B.E. Assessment

Policies for PSD in Indonesia, ADB Institute, 2006

    Description
    This paper surveys the historical evolution of private sector development in Indonesia in the post independence period, with a particular focus on policy towards foreign investment and small enterprises.

    During the early years of independence in the 1950s policies were mainly aimed at countering the economic dominance of Dutch business and ethnic Chinese economic interests. Affirmative programs were used to advance the interests of indigenous (pribumi) entrepreneurs. However, with the introduction of President Sukarno's "Guided Democracy and Guided Economy" policy, state-owned enterprises were promoted as the pillars of an Indonesian-style socialist economy.

    During the Soeharto era these policies were reversed and the role of private entrepreneurs, including ethnic Chinese, was again promoted. However, instead of fostering a healthy development of the private sector, the New Order nurtured the growth of a dependent capitalist class of client entrepreneurs through patronage, and preferential treatment was not given based on good economic performance.
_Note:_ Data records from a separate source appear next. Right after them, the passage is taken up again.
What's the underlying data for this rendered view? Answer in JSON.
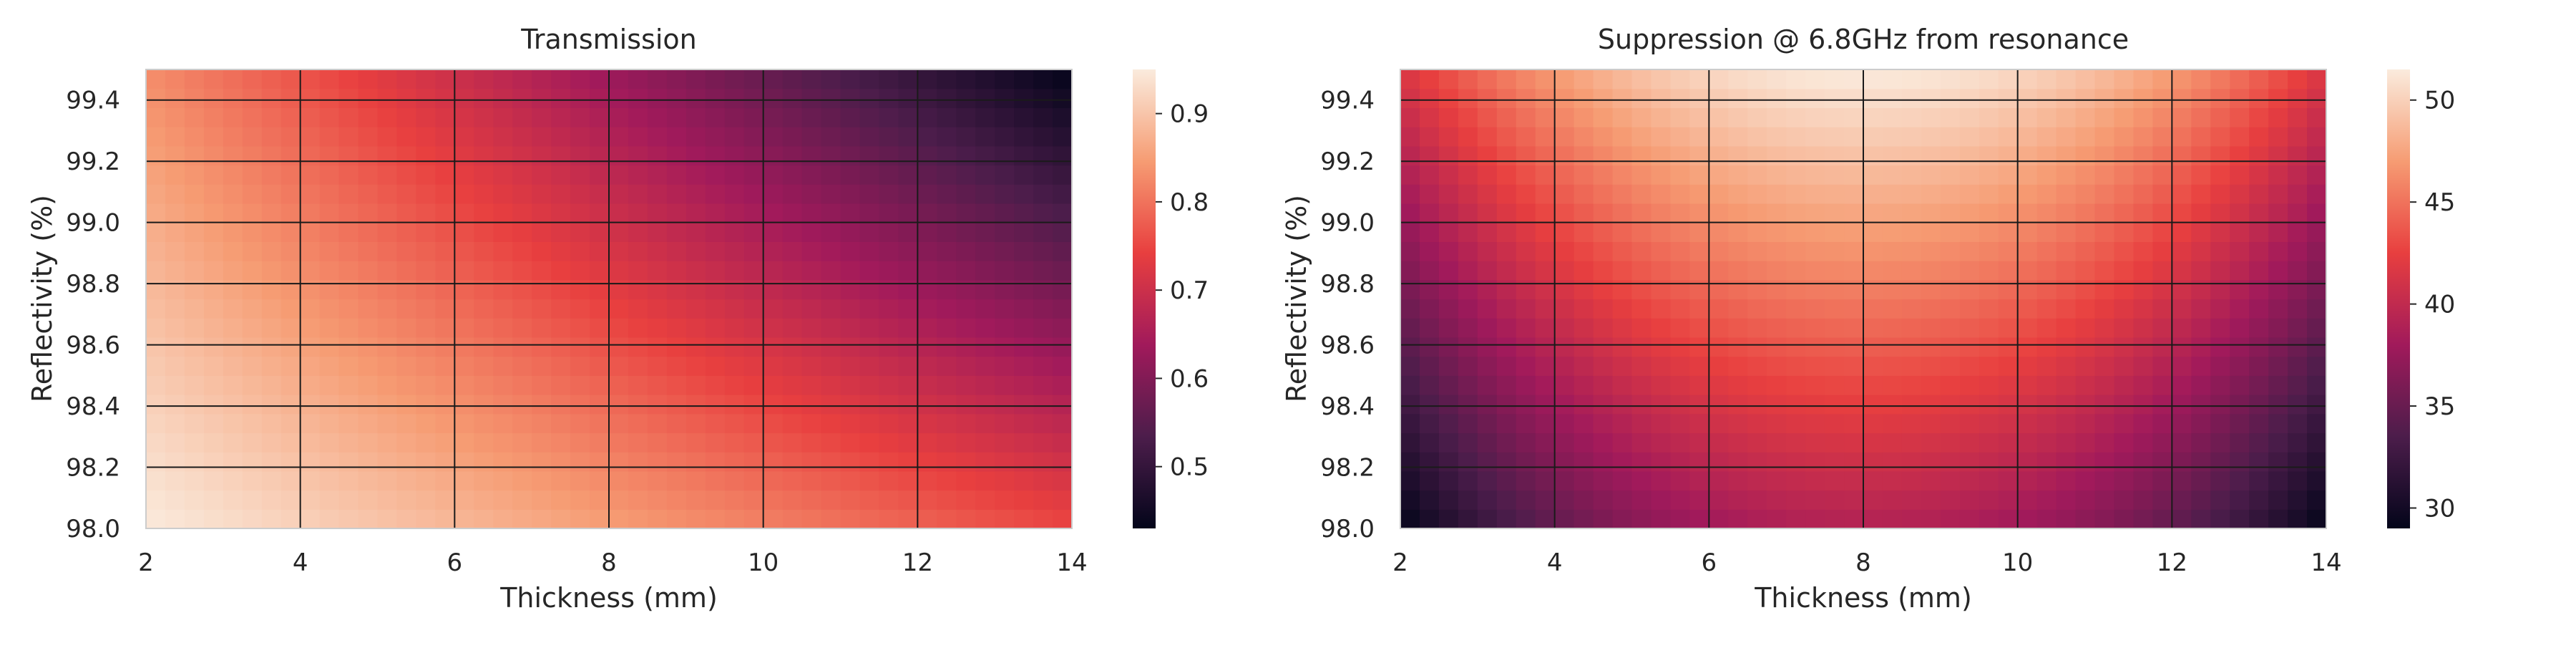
{
  "colormap_stops": [
    "#03051a",
    "#4c1d4b",
    "#a11a5b",
    "#e83f3f",
    "#f69c73",
    "#faebdd"
  ],
  "chart_data": [
    {
      "type": "heatmap",
      "title": "Transmission",
      "xlabel": "Thickness (mm)",
      "ylabel": "Reflectivity (%)",
      "xlim": [
        2,
        14
      ],
      "ylim": [
        98.0,
        99.5
      ],
      "xticks": [
        2,
        4,
        6,
        8,
        10,
        12,
        14
      ],
      "yticks": [
        98.0,
        98.2,
        98.4,
        98.6,
        98.8,
        99.0,
        99.2,
        99.4
      ],
      "xtick_labels": [
        "2",
        "4",
        "6",
        "8",
        "10",
        "12",
        "14"
      ],
      "ytick_labels": [
        "98.0",
        "98.2",
        "98.4",
        "98.6",
        "98.8",
        "99.0",
        "99.2",
        "99.4"
      ],
      "colorbar": {
        "min": 0.43,
        "max": 0.95,
        "ticks": [
          0.5,
          0.6,
          0.7,
          0.8,
          0.9
        ],
        "tick_labels": [
          "0.5",
          "0.6",
          "0.7",
          "0.8",
          "0.9"
        ]
      },
      "grid": true,
      "cells": {
        "nx": 48,
        "ny": 24
      },
      "corner_values": {
        "thickness_2_refl_98.0": 0.95,
        "thickness_14_refl_98.0": 0.75,
        "thickness_2_refl_99.5": 0.83,
        "thickness_14_refl_99.5": 0.43
      }
    },
    {
      "type": "heatmap",
      "title": "Suppression @ 6.8GHz from resonance",
      "xlabel": "Thickness (mm)",
      "ylabel": "Reflectivity (%)",
      "xlim": [
        2,
        14
      ],
      "ylim": [
        98.0,
        99.5
      ],
      "xticks": [
        2,
        4,
        6,
        8,
        10,
        12,
        14
      ],
      "yticks": [
        98.0,
        98.2,
        98.4,
        98.6,
        98.8,
        99.0,
        99.2,
        99.4
      ],
      "xtick_labels": [
        "2",
        "4",
        "6",
        "8",
        "10",
        "12",
        "14"
      ],
      "ytick_labels": [
        "98.0",
        "98.2",
        "98.4",
        "98.6",
        "98.8",
        "99.0",
        "99.2",
        "99.4"
      ],
      "colorbar": {
        "min": 29,
        "max": 51.5,
        "ticks": [
          30,
          35,
          40,
          45,
          50
        ],
        "tick_labels": [
          "30",
          "35",
          "40",
          "45",
          "50"
        ]
      },
      "grid": true,
      "cells": {
        "nx": 48,
        "ny": 24
      },
      "peak": {
        "thickness": 8,
        "reflectivity": 99.5,
        "value": 51.5
      },
      "edge_values": {
        "thickness_2_refl_98.0": 30,
        "thickness_14_refl_98.0": 29,
        "thickness_8_refl_98.0": 39
      }
    }
  ]
}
    The New Order government did not have a clear and consistent view of the expected role of foreign direct investment (FDI). Hence, unlike Singapore, Indonesia has not been able to reap the full benefits of FDI, including effective technology transfer and technological upgrading. Since the early 1970s there have been several nation-wide small- and medium-scale enterprise (SME) promotion programs to advance the welfare of economically weak social groups. These programs were largely unsuccessful in nurturing healthy development of viable SMEs. Vigorous private sector development requires the establishment of a favorable investment climate that does not discriminate on the basis of ethnic origin (pribumi versus non-pribumi), size (small versus large firms), or source (domestic investment versus FDI). This should be supported by effective competition policies, including proper enforcement of the New Competition Law of 1999.